Things are looking up for the yellow-tailed woolly monkey, thanks to its human neighbours.
Photo: Andrew Walmsley

A critically endangered species of monkey is flourishing, thanks to the combined efforts of local communities and a conservation charity in Peru.

Neotropical Primate Conservation (NPC) has worked in Yambrasbamba to protect the yellow-tailed woolly monkey, which was facing extinction, since 2007. In the last five years, the monkey population has risen 30 per cent.
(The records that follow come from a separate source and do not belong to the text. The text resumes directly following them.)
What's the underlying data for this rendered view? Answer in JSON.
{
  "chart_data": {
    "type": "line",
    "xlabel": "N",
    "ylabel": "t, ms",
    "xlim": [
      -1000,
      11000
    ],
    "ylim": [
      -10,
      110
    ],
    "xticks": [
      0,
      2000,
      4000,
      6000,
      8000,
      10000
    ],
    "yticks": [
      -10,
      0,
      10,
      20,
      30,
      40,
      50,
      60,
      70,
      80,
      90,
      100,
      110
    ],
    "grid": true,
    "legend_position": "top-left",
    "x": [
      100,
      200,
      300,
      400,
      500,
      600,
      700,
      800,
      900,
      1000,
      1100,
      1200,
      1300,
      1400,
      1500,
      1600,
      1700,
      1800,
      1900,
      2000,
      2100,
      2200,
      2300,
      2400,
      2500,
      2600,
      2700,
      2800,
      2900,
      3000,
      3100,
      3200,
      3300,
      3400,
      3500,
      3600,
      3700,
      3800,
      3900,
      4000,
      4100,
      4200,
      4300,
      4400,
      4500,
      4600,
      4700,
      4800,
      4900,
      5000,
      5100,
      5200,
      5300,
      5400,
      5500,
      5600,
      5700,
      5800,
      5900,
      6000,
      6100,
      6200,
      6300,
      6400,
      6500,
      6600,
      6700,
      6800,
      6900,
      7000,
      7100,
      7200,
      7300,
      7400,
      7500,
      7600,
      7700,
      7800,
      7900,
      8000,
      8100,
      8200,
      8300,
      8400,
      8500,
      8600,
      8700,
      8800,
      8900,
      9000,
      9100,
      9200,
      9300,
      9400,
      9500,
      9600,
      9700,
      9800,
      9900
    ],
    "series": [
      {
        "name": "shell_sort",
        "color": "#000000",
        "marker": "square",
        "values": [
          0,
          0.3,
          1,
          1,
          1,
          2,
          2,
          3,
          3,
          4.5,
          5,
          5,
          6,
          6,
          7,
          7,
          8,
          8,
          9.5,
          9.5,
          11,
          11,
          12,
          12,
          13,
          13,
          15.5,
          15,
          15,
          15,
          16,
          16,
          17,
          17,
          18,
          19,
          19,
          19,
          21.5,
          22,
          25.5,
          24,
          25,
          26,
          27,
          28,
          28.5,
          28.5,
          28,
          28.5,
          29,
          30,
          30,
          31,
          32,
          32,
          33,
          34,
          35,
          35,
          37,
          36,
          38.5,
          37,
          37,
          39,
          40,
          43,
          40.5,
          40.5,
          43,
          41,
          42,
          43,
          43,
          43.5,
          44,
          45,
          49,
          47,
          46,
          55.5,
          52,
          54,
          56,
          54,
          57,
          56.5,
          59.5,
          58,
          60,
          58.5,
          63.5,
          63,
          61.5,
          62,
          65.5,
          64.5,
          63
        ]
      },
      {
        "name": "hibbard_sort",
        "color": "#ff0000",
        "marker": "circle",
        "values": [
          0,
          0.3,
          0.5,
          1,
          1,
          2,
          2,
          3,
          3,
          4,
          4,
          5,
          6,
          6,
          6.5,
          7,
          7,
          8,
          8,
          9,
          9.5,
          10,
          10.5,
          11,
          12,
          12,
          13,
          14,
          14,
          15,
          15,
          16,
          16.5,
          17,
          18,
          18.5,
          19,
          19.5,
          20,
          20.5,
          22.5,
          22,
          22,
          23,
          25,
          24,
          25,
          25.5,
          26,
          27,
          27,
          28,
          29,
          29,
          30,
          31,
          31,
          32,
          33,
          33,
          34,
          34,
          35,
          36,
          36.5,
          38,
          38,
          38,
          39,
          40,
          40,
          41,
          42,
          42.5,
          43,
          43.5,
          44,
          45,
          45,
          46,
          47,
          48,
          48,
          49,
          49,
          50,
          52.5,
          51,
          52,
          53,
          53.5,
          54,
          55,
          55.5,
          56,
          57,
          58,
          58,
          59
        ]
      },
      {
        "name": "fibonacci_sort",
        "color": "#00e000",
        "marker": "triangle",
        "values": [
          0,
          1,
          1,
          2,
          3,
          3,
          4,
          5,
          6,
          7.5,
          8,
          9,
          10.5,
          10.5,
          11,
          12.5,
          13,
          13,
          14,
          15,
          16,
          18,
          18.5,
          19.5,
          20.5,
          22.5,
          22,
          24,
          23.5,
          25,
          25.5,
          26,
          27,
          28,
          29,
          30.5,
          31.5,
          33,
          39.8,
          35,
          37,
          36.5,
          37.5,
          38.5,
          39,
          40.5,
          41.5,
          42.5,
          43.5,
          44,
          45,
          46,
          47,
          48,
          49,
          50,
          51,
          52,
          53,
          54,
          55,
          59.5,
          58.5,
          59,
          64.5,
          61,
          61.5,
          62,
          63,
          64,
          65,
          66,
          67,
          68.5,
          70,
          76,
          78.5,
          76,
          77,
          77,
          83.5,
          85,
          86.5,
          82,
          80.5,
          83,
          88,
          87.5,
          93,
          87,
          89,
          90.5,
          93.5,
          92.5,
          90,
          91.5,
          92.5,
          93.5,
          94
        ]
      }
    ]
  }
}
The charity puts its success down to the partnerships it has forged with local villagers, who have pledged to control hunting and forest clearance.

‘Local people understand environmental problems from their own first-hand experiences,’ says Noga Shanee, co-founder of the small charity. ‘They are putting in a huge amount of effort, spending the little money they have, and even risking their own lives to conserve their forests and the yellow-tailed woolly monkey, because they find it the right and moral thing to do.

‘Conservation priorities are often dictated by large NGOs with huge funds that are largely used to cover offices and staff, but in many cases maintain little connection with, or understanding of, conservation problems in their local context,’ she explains. ‘If we really want to preserve the world’s dying biodiversity, we must aspire to a much more egalitarian and efficient conservation, through smaller on-the-ground projects.’